The final straw for this widow was when he found out Fancher’s death certificate states he was never married. Alabama refused to recognize the couple’s marriage and would not allow Hard any legal standing over his life partner’s will. This added insult to injury and with no resolve in sight Hard hit Alabama with a lawsuit challenging the state’s ban on same-sex marriage.
While same-sex couples in other states are lined up to receive long-awaited marriage licenses, the LGBT community in Alabama is not so fortunate. They are left behind, finally celebrating a court ruling to throw out the state’s sodomy law. This ruling comes over a decade after the rest of the country has moved on. After the ruling was finalized Equality Alabama chairman Ben Cooper released the following statement:
Each and every person, no matter their sexual orientation or gender identity, is entitled to equal protection under the law. The Alabama court’s unanimous decision overturning the statute is a step in the right direction and makes us optimistic for future and ongoing equal rights through the continued elimination of unconstitutional provisions in our state’s constitution that violate privacy and equal protections.

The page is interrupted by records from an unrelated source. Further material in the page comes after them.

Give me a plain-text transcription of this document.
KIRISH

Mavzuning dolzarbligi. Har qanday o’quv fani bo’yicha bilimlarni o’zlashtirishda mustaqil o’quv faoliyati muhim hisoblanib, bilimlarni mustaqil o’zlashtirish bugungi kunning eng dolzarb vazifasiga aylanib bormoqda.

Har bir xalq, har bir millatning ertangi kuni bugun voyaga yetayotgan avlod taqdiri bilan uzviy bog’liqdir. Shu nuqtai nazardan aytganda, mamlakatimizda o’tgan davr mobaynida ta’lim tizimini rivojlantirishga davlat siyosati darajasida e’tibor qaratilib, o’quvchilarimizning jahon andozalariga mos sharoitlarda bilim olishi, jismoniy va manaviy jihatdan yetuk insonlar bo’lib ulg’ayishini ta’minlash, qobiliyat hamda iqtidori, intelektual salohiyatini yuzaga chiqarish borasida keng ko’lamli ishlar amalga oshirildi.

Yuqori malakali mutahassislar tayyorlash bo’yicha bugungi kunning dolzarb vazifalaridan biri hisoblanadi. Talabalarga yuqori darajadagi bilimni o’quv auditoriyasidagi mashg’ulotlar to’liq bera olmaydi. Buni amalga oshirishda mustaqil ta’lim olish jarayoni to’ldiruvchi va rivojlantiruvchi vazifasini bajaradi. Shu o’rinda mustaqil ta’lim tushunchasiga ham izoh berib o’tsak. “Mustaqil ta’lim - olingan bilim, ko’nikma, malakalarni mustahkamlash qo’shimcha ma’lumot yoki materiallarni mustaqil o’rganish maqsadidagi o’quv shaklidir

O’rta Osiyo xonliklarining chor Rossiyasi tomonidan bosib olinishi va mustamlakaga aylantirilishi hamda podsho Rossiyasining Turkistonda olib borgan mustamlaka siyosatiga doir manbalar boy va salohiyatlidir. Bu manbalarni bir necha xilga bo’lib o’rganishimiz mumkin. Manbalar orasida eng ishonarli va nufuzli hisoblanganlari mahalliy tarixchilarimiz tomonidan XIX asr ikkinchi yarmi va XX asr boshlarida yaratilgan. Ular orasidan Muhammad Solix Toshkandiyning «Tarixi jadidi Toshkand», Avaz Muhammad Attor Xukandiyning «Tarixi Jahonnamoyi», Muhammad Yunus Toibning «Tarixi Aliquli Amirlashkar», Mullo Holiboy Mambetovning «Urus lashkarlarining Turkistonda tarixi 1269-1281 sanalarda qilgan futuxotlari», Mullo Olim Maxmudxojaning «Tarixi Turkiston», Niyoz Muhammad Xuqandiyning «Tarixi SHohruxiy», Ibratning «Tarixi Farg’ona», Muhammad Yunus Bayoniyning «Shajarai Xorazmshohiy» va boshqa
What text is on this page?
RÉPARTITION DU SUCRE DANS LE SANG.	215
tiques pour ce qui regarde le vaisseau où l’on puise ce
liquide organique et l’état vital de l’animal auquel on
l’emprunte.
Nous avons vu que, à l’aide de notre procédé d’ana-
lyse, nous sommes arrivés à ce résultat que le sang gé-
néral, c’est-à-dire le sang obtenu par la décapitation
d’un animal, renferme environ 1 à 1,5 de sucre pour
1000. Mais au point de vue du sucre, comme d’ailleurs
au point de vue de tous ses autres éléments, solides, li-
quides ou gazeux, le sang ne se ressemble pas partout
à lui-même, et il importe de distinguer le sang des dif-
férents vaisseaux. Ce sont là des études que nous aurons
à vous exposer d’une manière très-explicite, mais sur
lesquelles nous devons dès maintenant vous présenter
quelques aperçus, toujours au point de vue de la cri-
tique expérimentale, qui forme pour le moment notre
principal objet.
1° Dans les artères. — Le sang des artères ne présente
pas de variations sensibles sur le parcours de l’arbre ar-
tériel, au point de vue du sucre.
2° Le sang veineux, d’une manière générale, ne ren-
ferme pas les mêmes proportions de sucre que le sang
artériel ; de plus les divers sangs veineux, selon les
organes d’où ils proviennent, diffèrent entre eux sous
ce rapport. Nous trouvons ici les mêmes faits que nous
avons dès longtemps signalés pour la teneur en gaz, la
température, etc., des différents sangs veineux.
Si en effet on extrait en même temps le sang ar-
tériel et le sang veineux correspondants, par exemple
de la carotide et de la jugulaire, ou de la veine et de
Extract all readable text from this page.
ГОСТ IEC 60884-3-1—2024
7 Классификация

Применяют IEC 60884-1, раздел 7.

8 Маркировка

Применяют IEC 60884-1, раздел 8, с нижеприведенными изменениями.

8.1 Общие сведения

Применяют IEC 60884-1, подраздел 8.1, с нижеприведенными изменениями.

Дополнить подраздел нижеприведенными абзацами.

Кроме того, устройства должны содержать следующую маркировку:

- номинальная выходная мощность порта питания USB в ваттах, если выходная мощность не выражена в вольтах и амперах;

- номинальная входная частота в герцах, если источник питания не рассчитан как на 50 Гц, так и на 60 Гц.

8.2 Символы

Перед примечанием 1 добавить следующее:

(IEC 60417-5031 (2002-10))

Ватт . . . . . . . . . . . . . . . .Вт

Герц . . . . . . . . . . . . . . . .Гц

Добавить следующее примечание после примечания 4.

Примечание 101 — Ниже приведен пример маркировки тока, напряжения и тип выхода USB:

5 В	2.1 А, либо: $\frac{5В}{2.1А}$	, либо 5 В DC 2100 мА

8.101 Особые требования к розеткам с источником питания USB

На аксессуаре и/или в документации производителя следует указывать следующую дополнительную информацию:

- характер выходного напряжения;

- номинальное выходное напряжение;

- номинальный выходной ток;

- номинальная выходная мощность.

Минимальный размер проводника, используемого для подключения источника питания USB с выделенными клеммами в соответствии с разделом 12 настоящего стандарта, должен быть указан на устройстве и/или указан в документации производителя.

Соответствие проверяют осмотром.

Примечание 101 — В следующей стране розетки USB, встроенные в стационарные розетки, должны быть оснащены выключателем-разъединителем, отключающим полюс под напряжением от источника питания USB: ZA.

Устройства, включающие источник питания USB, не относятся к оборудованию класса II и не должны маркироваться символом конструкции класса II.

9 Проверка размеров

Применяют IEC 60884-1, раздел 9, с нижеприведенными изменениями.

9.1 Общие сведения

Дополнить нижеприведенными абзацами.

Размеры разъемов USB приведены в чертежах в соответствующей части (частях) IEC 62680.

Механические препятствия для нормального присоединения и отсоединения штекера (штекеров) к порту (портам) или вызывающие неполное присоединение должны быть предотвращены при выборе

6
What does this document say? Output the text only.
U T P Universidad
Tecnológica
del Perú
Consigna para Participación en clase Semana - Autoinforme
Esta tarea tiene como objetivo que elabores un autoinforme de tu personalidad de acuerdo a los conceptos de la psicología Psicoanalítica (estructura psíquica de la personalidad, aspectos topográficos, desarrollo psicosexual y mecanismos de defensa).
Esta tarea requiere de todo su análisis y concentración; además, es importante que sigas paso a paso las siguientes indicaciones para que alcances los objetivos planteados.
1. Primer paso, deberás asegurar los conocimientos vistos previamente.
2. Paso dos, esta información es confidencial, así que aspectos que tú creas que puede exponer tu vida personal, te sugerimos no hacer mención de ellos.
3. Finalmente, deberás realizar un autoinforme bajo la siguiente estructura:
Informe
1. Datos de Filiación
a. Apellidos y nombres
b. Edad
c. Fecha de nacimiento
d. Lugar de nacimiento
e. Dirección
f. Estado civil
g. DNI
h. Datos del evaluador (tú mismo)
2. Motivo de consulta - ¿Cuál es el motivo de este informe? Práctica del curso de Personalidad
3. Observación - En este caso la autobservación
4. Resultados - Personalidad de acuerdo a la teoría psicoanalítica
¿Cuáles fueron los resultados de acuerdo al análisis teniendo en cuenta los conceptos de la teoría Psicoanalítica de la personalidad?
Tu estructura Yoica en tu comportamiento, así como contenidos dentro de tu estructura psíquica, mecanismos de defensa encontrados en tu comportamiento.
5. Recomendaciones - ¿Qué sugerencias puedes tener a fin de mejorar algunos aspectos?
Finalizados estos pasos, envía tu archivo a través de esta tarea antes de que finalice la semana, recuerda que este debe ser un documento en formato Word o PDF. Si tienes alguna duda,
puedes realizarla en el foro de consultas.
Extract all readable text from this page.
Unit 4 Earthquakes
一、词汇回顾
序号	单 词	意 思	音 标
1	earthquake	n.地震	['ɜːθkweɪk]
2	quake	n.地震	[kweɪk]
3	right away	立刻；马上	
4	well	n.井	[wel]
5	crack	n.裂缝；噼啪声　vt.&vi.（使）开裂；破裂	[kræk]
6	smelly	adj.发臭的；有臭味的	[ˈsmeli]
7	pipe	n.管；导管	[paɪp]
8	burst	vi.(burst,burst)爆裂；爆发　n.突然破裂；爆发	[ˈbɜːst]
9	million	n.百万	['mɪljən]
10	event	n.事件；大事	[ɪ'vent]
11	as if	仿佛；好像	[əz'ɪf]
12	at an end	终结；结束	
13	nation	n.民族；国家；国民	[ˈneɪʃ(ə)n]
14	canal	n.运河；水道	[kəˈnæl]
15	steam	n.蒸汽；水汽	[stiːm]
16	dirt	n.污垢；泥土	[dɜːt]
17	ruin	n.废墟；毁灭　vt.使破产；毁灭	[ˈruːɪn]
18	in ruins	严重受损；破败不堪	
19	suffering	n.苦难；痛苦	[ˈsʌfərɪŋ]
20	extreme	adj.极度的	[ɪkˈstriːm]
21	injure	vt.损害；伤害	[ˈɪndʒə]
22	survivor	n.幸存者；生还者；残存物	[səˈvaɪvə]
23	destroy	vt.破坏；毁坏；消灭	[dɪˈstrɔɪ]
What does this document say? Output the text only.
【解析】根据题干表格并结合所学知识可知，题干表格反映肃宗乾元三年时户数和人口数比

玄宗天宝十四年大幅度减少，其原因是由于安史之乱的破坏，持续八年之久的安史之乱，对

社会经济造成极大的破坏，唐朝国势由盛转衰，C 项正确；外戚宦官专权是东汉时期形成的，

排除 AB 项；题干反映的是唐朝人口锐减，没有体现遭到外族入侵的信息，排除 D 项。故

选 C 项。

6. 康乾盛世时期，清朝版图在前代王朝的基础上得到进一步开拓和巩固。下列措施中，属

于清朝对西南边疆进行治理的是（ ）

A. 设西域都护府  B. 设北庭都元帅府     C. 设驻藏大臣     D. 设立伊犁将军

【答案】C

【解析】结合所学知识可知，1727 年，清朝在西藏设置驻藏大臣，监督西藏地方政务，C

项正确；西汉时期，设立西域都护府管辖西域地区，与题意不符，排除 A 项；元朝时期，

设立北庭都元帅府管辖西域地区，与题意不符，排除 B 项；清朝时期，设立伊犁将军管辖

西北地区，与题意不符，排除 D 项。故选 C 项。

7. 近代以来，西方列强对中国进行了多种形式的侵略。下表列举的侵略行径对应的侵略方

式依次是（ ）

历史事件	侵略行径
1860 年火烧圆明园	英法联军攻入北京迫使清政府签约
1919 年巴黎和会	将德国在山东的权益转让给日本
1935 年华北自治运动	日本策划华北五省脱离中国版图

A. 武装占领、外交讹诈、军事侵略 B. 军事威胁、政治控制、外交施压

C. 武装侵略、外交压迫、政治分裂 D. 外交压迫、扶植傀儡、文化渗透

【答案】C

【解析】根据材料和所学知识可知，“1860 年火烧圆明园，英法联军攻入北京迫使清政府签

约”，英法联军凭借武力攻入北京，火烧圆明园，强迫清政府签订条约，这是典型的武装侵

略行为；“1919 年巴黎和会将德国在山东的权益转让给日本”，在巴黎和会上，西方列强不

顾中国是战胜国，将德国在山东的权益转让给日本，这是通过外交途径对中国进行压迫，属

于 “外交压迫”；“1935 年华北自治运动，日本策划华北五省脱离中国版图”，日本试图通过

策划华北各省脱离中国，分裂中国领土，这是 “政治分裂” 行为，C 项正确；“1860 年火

Even as a growing number of Republicans in other states have finally gotten on board with marriage equality, it seems conservatives in Alabama have strengthened their opposition to pro-gay legislation. There are still no laws in place to protect the LGBT community from discrimination or crimes of hate. It seems, however, the conversation surrounding gay rights has started to slightly shift in a positive direction. Alabama’s first openly gay lawmaker, Patricia Todd, recently won the Democratic primary for her third term. Todd, who stands unopposed in the general election, serves to represent Birmingham’s downtown district.
On Thursday Hard faced multiple cameras and a host of reporters to describe the pain of being treated with indifference in the state he calls home after the man he had married in Massachusetts was killed. The Hard v. Bentley suit was filed on February 13, 2014 and is a federal challenge to the state of Alabama’s constitutional ban on gay marriage. The 55-year-old former southern Baptist preacher explained his reason for filing the lawsuit as follows:
It is important because nobody should ever have to go through this at the worst extreme of their lives; we should be able to expect the compassion and support of our fellow citizens. Southerners have tremendous heart. They are known for their kindness, courtesy and ethics. And they are known for their humanity. I don’t believe that anybody who could witness what I went through could simply step back to a political or a legal position.
Paul Hard married Charles David Fancher in Massachusetts in May 2011. Two months later Fancher was killed in an auto accident and a wrongful death suit resulted. Because of Alabama’s laws, Hard is unable to be recognized as the surviving spouse, which denies him any share of the proceeds from the suit.